Hester William A, O'Brien Michael J, Heard Wendell M R, Savoie Felix H
Tulane University School of Medicine, Department of Orthpaedic Surgery, New Orleans, LA 70112, USA.
Open Orthop J. 2018 Jul 31;12:331-341. doi: 10.2174/1874325001812010331. eCollection 2018.
Superior labrum tears extending from anterior to posterior (SLAP lesion) are a cause of significant shoulder pain and disability. Management for these lesions is not standardized. There are no clear guidelines for surgical versus non-surgical treatment, and if surgery is pursued there are controversies regarding SLAP repair versus biceps tenotomy/tenodesis.
This paper aims to briefly review the anatomy, classification, mechanisms of injury, and diagnosis of SLAP lesions.

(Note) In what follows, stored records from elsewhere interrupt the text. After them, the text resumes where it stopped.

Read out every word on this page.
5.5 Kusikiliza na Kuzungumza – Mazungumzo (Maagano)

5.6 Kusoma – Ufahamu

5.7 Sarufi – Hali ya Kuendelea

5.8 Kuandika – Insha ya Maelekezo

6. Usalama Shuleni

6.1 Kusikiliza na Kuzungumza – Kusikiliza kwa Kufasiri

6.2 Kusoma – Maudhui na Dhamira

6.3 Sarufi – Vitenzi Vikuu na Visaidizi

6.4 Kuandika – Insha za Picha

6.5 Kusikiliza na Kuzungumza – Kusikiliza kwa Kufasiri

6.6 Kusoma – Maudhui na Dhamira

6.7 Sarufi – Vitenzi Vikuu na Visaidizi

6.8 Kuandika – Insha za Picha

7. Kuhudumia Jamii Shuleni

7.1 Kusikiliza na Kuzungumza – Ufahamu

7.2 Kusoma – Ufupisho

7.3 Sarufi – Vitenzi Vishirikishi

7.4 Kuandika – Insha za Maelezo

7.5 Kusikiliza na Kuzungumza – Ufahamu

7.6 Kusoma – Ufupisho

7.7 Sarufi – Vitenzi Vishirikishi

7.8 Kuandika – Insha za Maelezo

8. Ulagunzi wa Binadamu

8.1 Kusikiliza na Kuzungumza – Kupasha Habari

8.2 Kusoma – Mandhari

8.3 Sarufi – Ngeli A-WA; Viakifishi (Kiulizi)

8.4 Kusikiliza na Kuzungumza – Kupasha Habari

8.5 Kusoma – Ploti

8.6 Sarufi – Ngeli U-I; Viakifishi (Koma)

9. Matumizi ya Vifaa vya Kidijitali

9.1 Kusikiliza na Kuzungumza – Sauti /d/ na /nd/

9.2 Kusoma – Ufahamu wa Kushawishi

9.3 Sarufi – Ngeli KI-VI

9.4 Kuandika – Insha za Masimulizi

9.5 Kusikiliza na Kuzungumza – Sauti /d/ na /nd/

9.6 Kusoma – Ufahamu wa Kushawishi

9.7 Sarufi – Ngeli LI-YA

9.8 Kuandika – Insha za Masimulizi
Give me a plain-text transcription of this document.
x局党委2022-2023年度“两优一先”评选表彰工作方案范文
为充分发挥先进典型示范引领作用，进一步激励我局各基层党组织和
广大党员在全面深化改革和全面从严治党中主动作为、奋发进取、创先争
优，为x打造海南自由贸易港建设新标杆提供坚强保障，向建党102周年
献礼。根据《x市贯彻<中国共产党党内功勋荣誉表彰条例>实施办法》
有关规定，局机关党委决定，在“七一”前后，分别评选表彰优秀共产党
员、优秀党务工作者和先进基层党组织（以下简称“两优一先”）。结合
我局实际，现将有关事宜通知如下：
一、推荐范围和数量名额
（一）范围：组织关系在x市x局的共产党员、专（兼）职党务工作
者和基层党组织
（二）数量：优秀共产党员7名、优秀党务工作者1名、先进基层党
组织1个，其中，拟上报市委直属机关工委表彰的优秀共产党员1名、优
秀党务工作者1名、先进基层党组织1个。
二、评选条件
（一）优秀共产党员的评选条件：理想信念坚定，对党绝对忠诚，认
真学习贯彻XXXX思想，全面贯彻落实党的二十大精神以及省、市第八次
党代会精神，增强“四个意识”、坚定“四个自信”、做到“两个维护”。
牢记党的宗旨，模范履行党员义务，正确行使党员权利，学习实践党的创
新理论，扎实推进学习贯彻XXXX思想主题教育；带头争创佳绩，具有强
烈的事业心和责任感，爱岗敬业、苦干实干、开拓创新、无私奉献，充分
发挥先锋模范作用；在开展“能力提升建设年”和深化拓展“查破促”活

Additionally, we will describe our treatment protocol for Type II SLAP lesions based on three groups of patients: throwing athletes, non-throwing athletes, and all other Type II SLAP lesions.
The management of SLAP lesions can be divided into 4 broad categories: (1) nonoperative management that includes scapular exercise, restoration of balanced musculature, and that would be expected to provide symptom relief in 2/3 of all patients; (2) patients with a clear traumatic episode and symptoms of instability that should undergo SLAP repair without (age < 40) or with (age > 40) biceps tenotomy or tenodesis; (3) patients with etiology of overuse without instability symptoms should be managed by biceps tenotomy or tenodesis; and (4) throwing athletes that should be in their own category and preferentially managed with rigorous physical therapy centered on hip, core, and scapular exercise in addition to restoration of shoulder motion and rotator cuff balance. Peel-back SLAP repair, Posterior Inferior Glenohumeral Ligament (PIGHL) release, and treatment of the partial infraspinatus tear with debridement, PRP, or (rarely) repair should be reserved for those who fail this rehabilitation program.
从前方延伸至后方的上盂唇撕裂(SLAP损伤)是导致肩部严重疼痛和功能障碍的原因之一。这些损伤的治疗方法尚未标准化。对于手术治疗与非手术治疗,尚无明确的指导方针;如果选择手术治疗,SLAP修复术与肱二头肌肌腱切断术/肌腱固定术之间存在争议。
本文旨在简要回顾SLAP损伤的解剖结构、分类、损伤机制及诊断。此外,我们将基于三组患者描述我们针对II型SLAP损伤的治疗方案:投掷运动员、非投掷运动员以及所有其他II型SLAP损伤患者。
SLAP损伤的治疗可分为四大类:(1)非手术治疗,包括肩胛运动、恢复肌肉平衡,预计可使三分之二的患者症状缓解;(2)有明确外伤史且存在不稳定症状的患者,应进行SLAP修复术,年龄小于40岁者不进行(或年龄大于40岁者进行)肱二头肌肌腱切断术或肌腱固定术;(3)病因是过度使用且无不稳定症状的患者,应采用肱二头肌肌腱切断术或肌腱固定术进行治疗;(4)投掷运动员应单独分类,除恢复肩部活动和肩袖平衡外,优先采用以髋部、核心肌群和肩胛运动为中心的严格物理治疗。对于未能通过该康复计划的患者,应保留翻剥式SLAP修复术、下后盂肱韧带(PIGHL)松解术以及采用清创术、富血小板血浆(PRP)或(很少采用)修复术治疗冈下肌部分撕裂的方法。